Il CNEL è di fatto la realtà che gestisce tutte queste cose, che per
costituzione ha pure la possibilità di proporre disegni di legge in
materia. Il CNEL tiene copia dei contratti nazionali, il CNEL tiene i
rapporti con le associazioni di categoria: volenti o nolenti il CNEL ha
questo compito. Se parliamo di albi veri e propri allora sarebbe
necessario assegnare il compito al Ministero di Grazia e Giustizia.
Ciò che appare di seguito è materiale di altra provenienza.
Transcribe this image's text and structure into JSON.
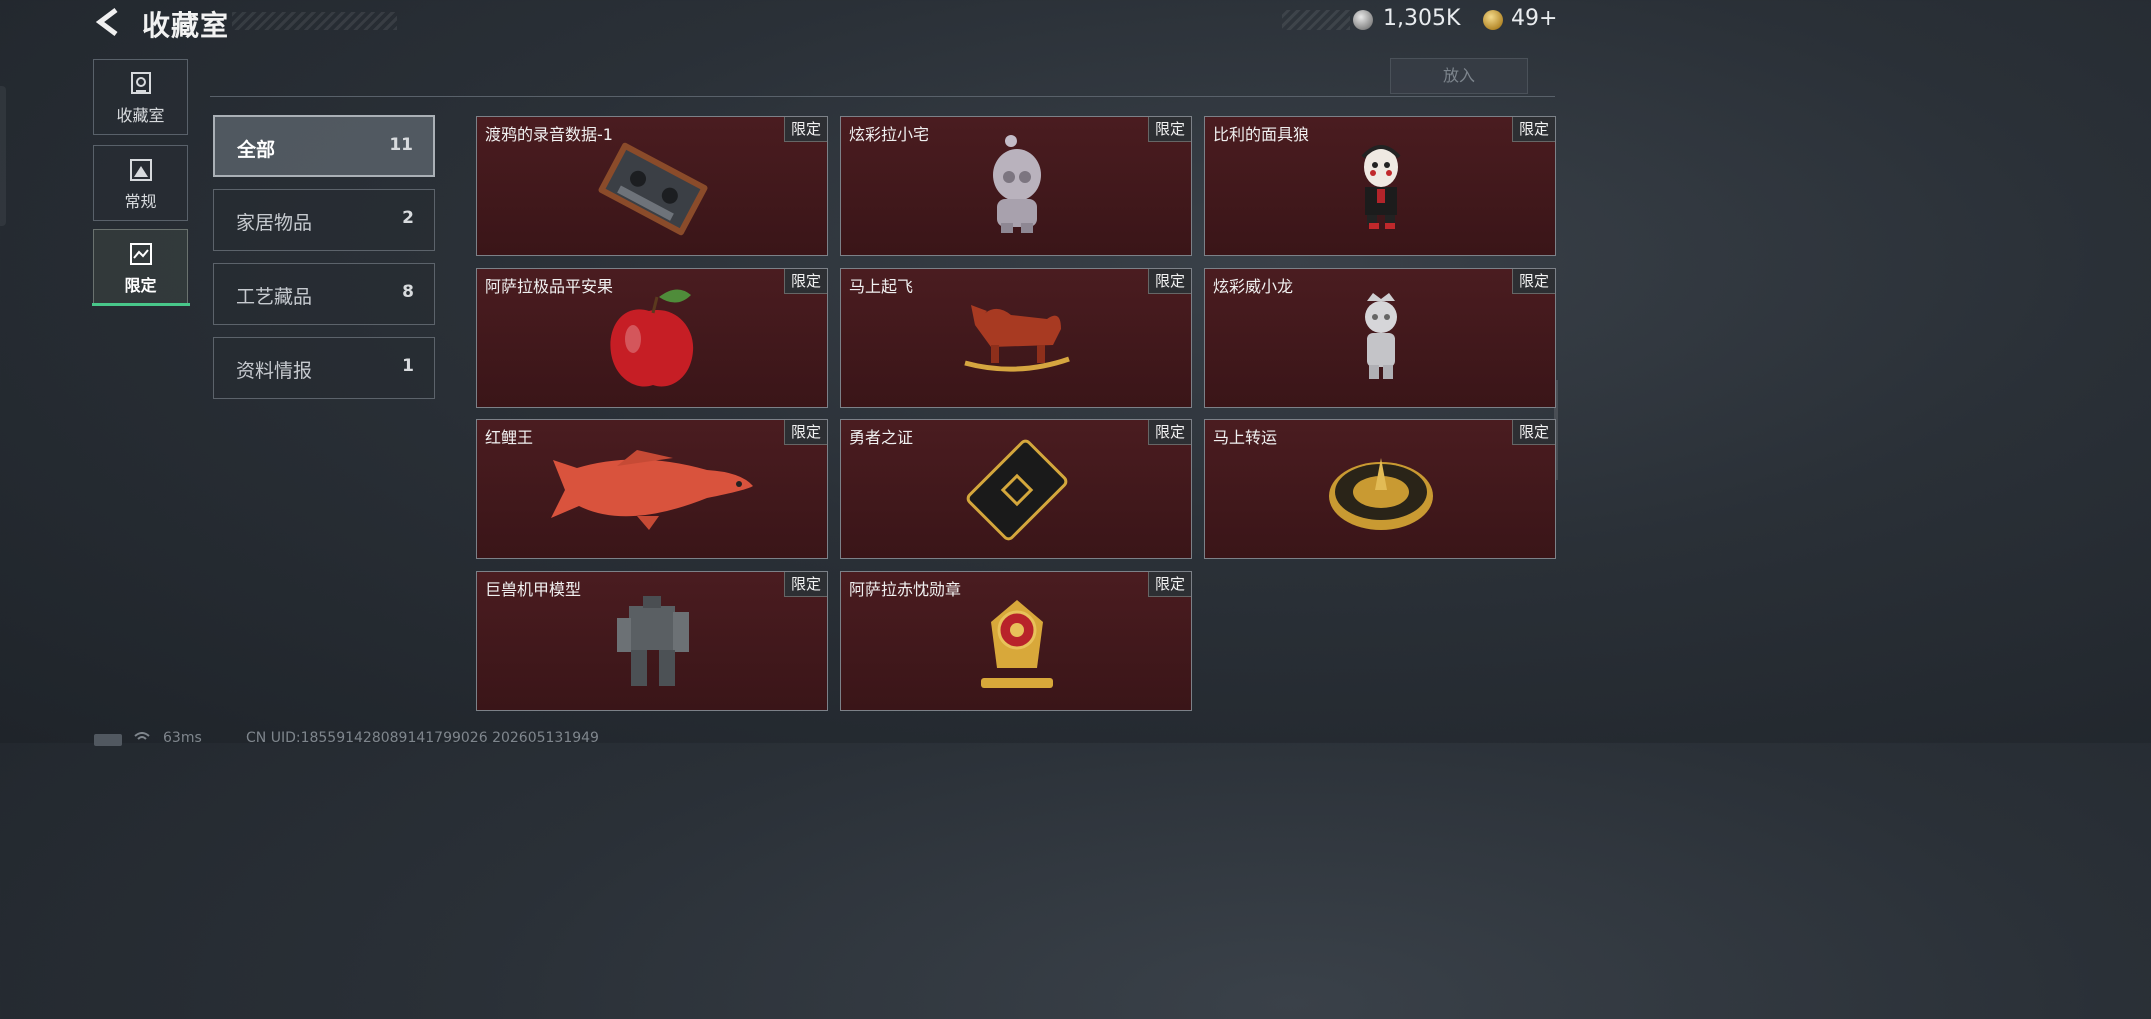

>> 2. Le associazioni di categoria, sia riconosciute che non
riconosciute,
>> sono di natura privata, su base volontaria e possono rilasciare
>> attestazioni di competenza e di professionalità secondo quanto
>> stabilito
>> dall'art. 5 della presente legge.

>Perche'? Perche' non e' possibile avere associazioni di categoria di
>natura pubblica, o su base non-volontaria? E perche' solo tali
>associazioni possono rilasciare attestati di competenza e di
>professionalita'?
>Il panorama della formazione professionale sulle "professioni di
>internet" e' oltremodo variegato in Italia: ci sono corsi pubblici,
>privati, a pagamento, gratuiti, universitari, comunali. E questi corsi
>al momento rilasciano certificazioni: perche' negarglielo?
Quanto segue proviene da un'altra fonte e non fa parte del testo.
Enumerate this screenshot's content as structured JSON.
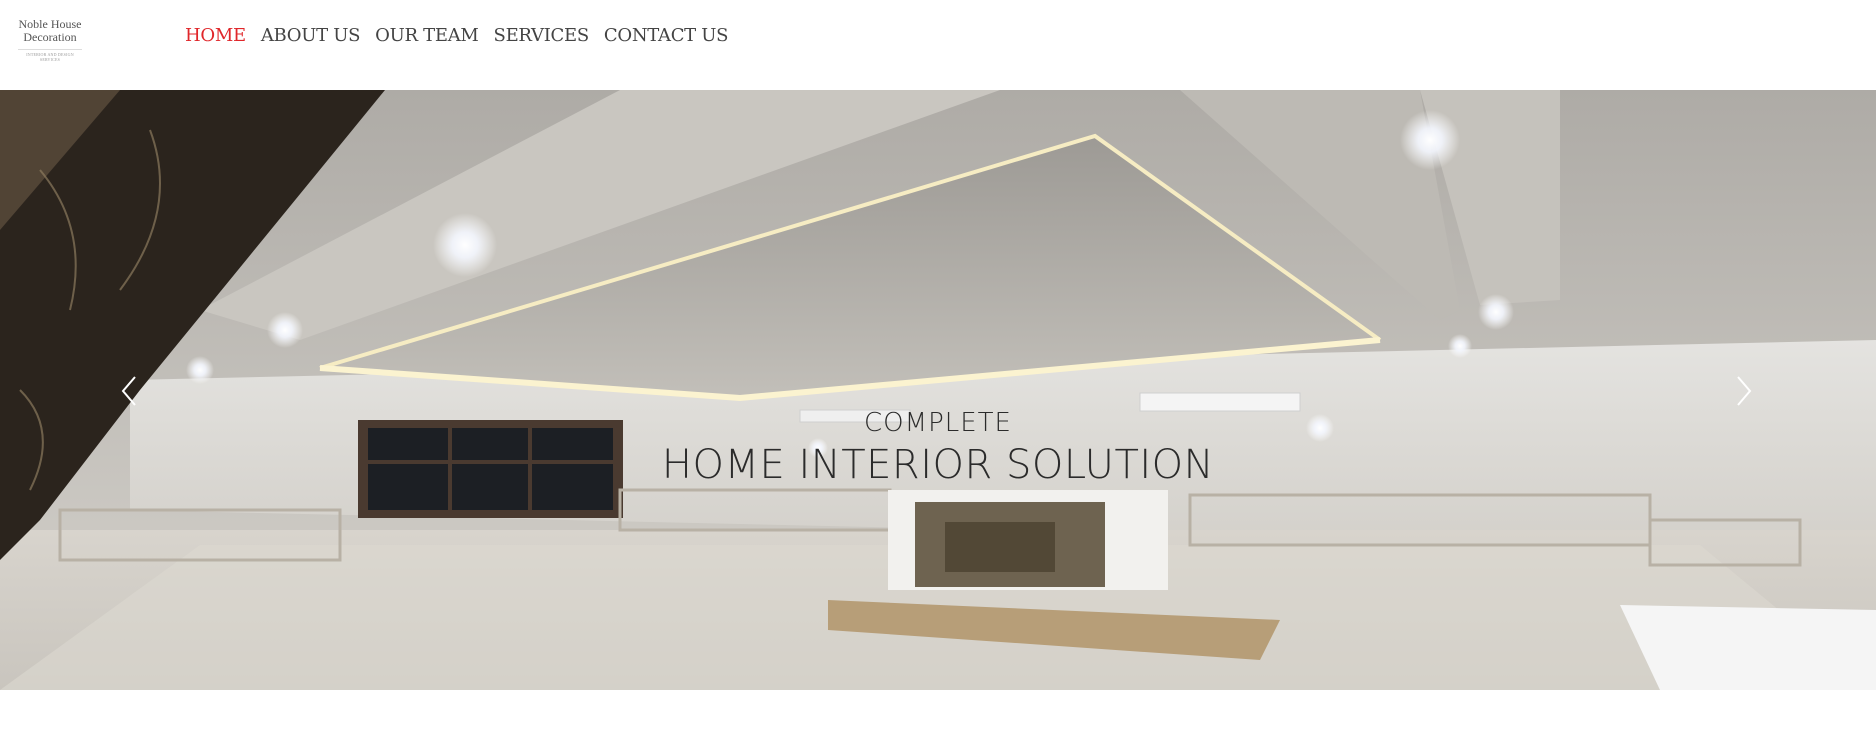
{
  "brand": {
    "line1": "Noble House",
    "line2": "Decoration",
    "tagline": "INTERIOR AND DESIGN SERVICES"
  },
  "nav": {
    "items": [
      {
        "label": "HOME",
        "active": true
      },
      {
        "label": "ABOUT US",
        "active": false
      },
      {
        "label": "OUR TEAM",
        "active": false
      },
      {
        "label": "SERVICES",
        "active": false
      },
      {
        "label": "CONTACT US",
        "active": false
      }
    ],
    "active_color": "#e0262a"
  },
  "hero": {
    "caption_small": "COMPLETE",
    "caption_large": "HOME INTERIOR SOLUTION",
    "prev_icon": "chevron-left-icon",
    "next_icon": "chevron-right-icon"
  }
}
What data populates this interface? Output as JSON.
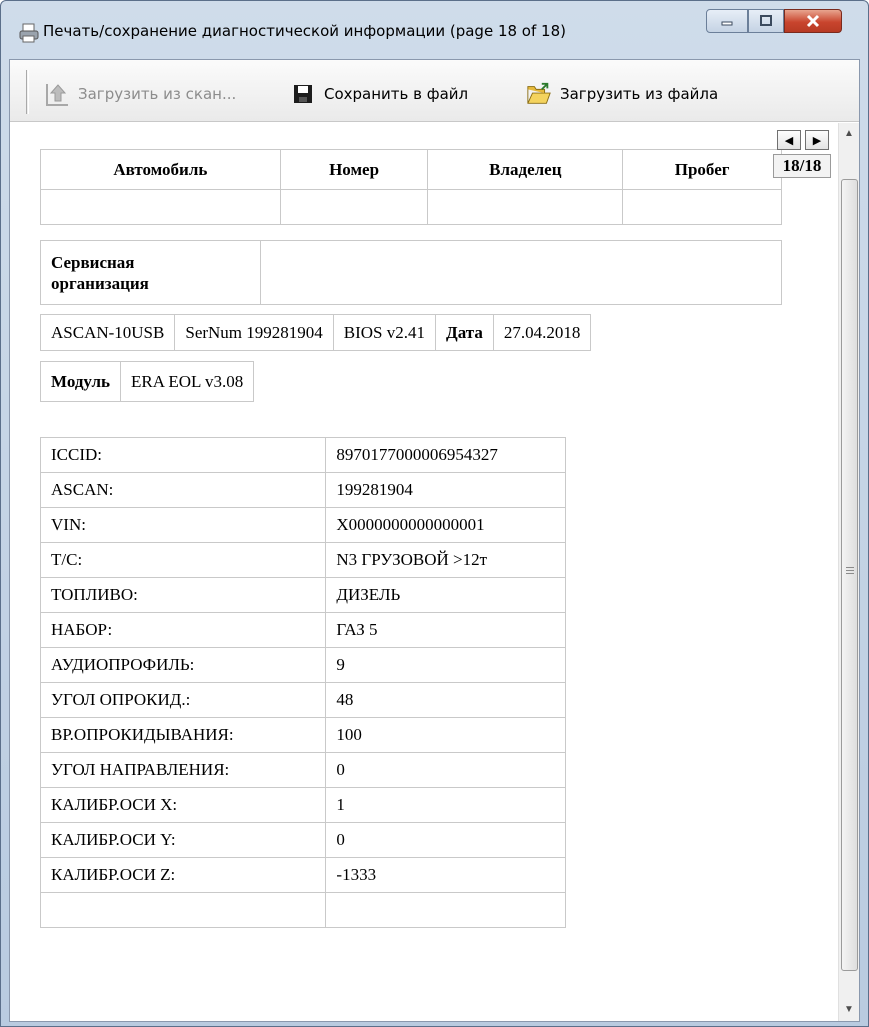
{
  "window": {
    "title": "Печать/сохранение диагностической информации (page 18 of 18)"
  },
  "toolbar": {
    "scan_label": "Загрузить из скан...",
    "save_label": "Сохранить в файл",
    "load_label": "Загрузить из файла"
  },
  "pager": {
    "prev": "◀",
    "next": "▶",
    "page": "18/18"
  },
  "vehicle_table": {
    "headers": [
      "Автомобиль",
      "Номер",
      "Владелец",
      "Пробег"
    ],
    "values": [
      "",
      "",
      "",
      ""
    ]
  },
  "service": {
    "label_line1": "Сервисная",
    "label_line2": "организация",
    "value": ""
  },
  "device": {
    "model": "ASCAN-10USB",
    "serial": "SerNum 199281904",
    "bios": "BIOS v2.41",
    "date_label": "Дата",
    "date": "27.04.2018"
  },
  "module": {
    "label": "Модуль",
    "value": "ERA EOL v3.08"
  },
  "params": [
    {
      "name": "ICCID:",
      "value": "89701770000069543​27"
    },
    {
      "name": "ASCAN:",
      "value": "199281904"
    },
    {
      "name": "VIN:",
      "value": "X0000000000000001"
    },
    {
      "name": "T/C:",
      "value": "N3 ГРУЗОВОЙ >12т"
    },
    {
      "name": "ТОПЛИВО:",
      "value": "ДИЗЕЛЬ"
    },
    {
      "name": "НАБОР:",
      "value": "ГАЗ 5"
    },
    {
      "name": "АУДИОПРОФИЛЬ:",
      "value": "9"
    },
    {
      "name": "УГОЛ ОПРОКИД.:",
      "value": "48"
    },
    {
      "name": "ВР.ОПРОКИДЫВАНИЯ:",
      "value": "100"
    },
    {
      "name": "УГОЛ НАПРАВЛЕНИЯ:",
      "value": "0"
    },
    {
      "name": "КАЛИБР.ОСИ X:",
      "value": "1"
    },
    {
      "name": "КАЛИБР.ОСИ Y:",
      "value": "0"
    },
    {
      "name": "КАЛИБР.ОСИ Z:",
      "value": "-1333"
    },
    {
      "name": "",
      "value": ""
    }
  ],
  "icons": {
    "title": "printer-icon",
    "scan": "scan-upload-icon",
    "save": "floppy-disk-icon",
    "load": "open-folder-icon"
  }
}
Nessuno nega a nessuno il diritto di rilasciare certificazioni. Quanto
riportato sopra è richiesta dell'Unione Europea e come tale è stato
riportato pari pari. Se il comma 2 iniziasse con "Solo le
associazioni...." allora la tua osservazione sarebbe corretta...

>Come sopra: perche' tali associazioni devono essere non a scopo di
>lucro? Le certificazioni private che vengono usate ora da chi ha
>intenzione di comprovare la propria professionalita' (e mi riferisco
>alle certificazioni Macromedia, Microsoft...) non varranno piu'?
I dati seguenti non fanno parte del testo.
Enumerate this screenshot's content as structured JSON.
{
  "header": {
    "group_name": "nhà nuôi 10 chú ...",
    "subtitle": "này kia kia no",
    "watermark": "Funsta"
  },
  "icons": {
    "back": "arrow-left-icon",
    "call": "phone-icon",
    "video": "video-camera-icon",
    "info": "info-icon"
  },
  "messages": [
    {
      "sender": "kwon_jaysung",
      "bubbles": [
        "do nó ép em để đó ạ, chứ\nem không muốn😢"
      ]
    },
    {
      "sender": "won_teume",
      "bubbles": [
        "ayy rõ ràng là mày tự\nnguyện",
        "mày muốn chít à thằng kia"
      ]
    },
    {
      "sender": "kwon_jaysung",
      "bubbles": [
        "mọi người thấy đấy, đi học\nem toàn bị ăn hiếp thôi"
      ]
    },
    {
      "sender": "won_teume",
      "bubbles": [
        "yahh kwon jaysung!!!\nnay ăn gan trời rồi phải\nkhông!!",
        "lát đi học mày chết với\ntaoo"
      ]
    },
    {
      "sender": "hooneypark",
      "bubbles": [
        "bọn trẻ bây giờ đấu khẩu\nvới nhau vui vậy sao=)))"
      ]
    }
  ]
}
No, le certificazioni private (commerciali) non vengono toccate ma a
livello di Unione Europea chiaramente si parla di attestati
professionali e certificazioni rilasciati da associazioni professionali:
queste vengono "riconosciute" con validità in tutti gli stati membri...
le certificazioni di tipo "commerciale" sono riconosciute a seconda
della richiesta di mercato.

>Un altro dubbio: se tali associazioni sono su base volontaria e non a
>scopo di lucro, chi ci garantisce che avranno i mezzi adeguati per
>fornire una certificazione professionale adeguata?

Questo è uno dei problemi che avevo già posto agli on. che a suo tempo
avevano optato per l'albo ("onorevole copia-incolla"): è un errore
concettuale dell'Unione Europea che anziché definire dei criteri per il
rilascio delle certificazioni preferisce delegare alle associazioni di
categoria la creazione e gestione di tali certificazioni. Per assurdo,
una potenziale certificazione IWA/HWG con titolo di "Web Designer" è per
l'EU un titolo uguale a quello dell'associazione di Trebaseleghe. Per
questo sarebbe necessario creare almeno un MOU nazionale per la
definizione di tali certificazioni. Le certificazioni comunque non sono
necessarie per lo svolgimento della professione.

>E qui, tutti i commenti di nartlist sono stati negativi: nessuno vuole
>un tariffario di settore, anche perche' non serve a nulla (vedi il
>tariffario della AIAP, ignorato da tutti) ed e' praticamente
>impossibile da stabilire.

Un tariffario indicativo non è un tariffario obbligatorio ma un punto di
riferimento per quelle attività (soprattutto legate al mondo della P.A.)
che necessitano dei parametri di partenza per i costi orari di sviluppo.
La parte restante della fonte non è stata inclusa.